Here is what the letter said:

Dear Mr. Levandowski,

Uber announced today [December 14. 2016] that vehicles with “state-of-the-art self-driving technology” will be available for customers in San Francisco.  The announcement further describes the service as allowing Uber to “continue to improve our technology through real-world operations.”  Clearly, Uber is intending to test its autonomous vehicle technology on California’s public roadways.

As you know, the California Department of Motor Vehicles (DMV) is responsible for ensuring the safe operation of autonomous vehicles on California’s public roads.  To achieve this goal, two years ago the DMV developed regulations for manufacturer’s testing of autonomous vehicles.  The regulations were developed to foster technical innovation and ensure the safety of the motoring public.  Twenty companies are approved to test a total of 130 test vehicles that are being driven by more than 480 permitted test drivers in California.  They are obeying the law and are responsibly testing and advancing their technology.

California Vehicle Code Section 38750 and California Code of Regulations Article 3.7 clearly establish that an autonomous vehicle may be tested on public roads only if the vehicle manufacturer, including anyone that installs autonomous technology on a vehicle, has obtained a permit to test such vehicles from the DMV.  The permitting requirement serves the important public policy objectives of ensuring that those testing the vehicles have provided an adequate level of financial responsibility; have adequately trained qualified test drivers on the safe operation of the autonomous technology; and will notify the DMV when the vehicles have been involved in a collision and specify the instances when the technology had to be disengaged for safety reasons.  These requirements serve to build public trust in the safety of the technology and to foster confidence in allowing autonomous vehicles on public streets.

Had Uber obtained an autonomous vehicle testing permit prior to today, the company’s launch would have been permissible.  However, it is illegal for the company to operate its self-driving vehicles on public roads until it receives an autonomous vehicle testing permit.  Any action by Uber to continue the operation of vehicles equipped with autonomous technology on public streets in California must cease until Uber complies.

It is essential that Uber takes appropriate measures to ensure safety of the public.  If Uber does not confirm immediately that it will stop its launch and seek a testing permit, DMV will initiate legal action, including, but not limited to, seeking injunctive relief.  In the meantime, the DMV is available to meet to discuss our concerns.

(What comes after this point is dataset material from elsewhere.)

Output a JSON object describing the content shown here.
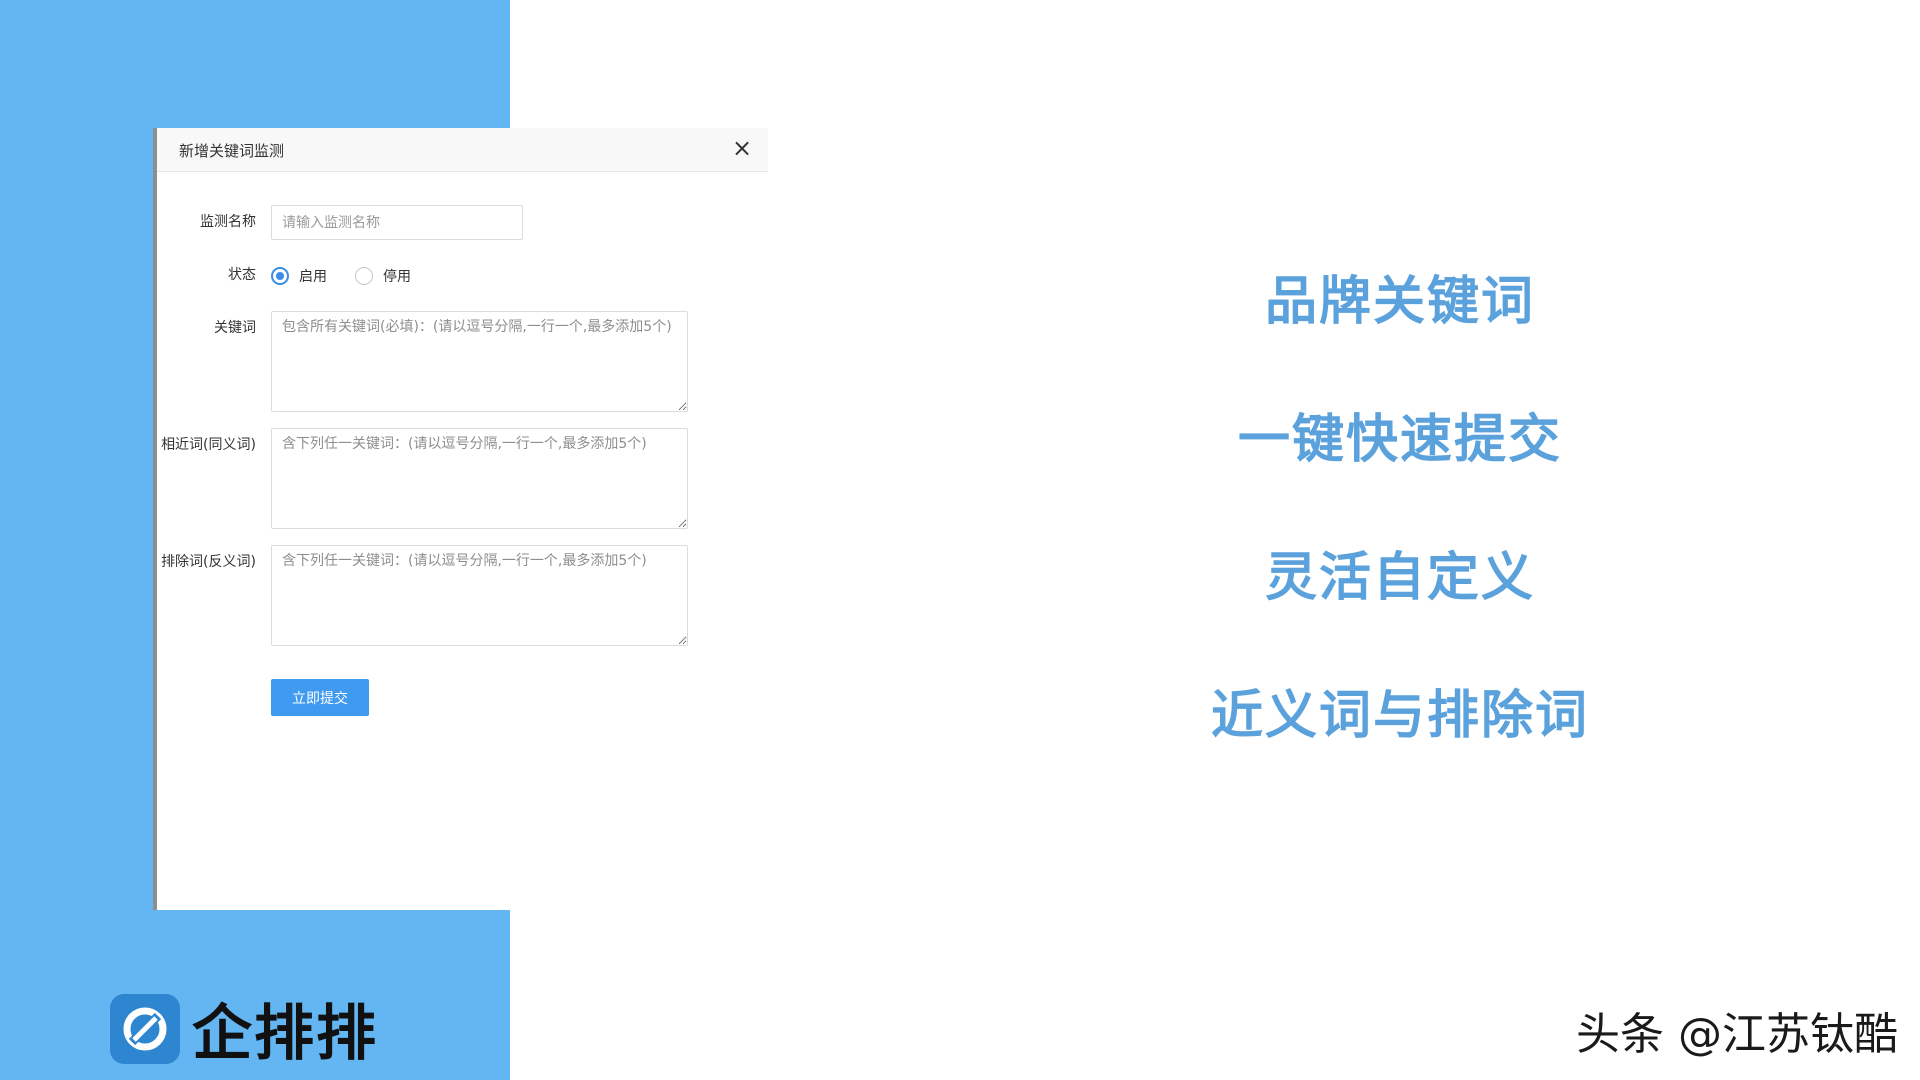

The DMV fully supports the advancement of autonomous technologies.  This technology holds the promise of true safety benefits on our roadways, but must be tested responsibly.  If you have any questions, please feel free to contact me at (916) XXX-XXXX.


Deputy Director/Chief Counsel

Uber has not yet responded to an inquiry from Etopia News for its side of the story.

You can read what the New York Times has to say about this issue here.

As Mike Isaac, the reporter who wrote the story in the Times, says “The dispute was a reminder that Uber has not expanded its service without regulatory hassles.”

It remains to be seen how well Uber’s own corporate navigation system (lacking GPS) can guide it along the path to the implementation and acceptance of “driverless ride sharing.”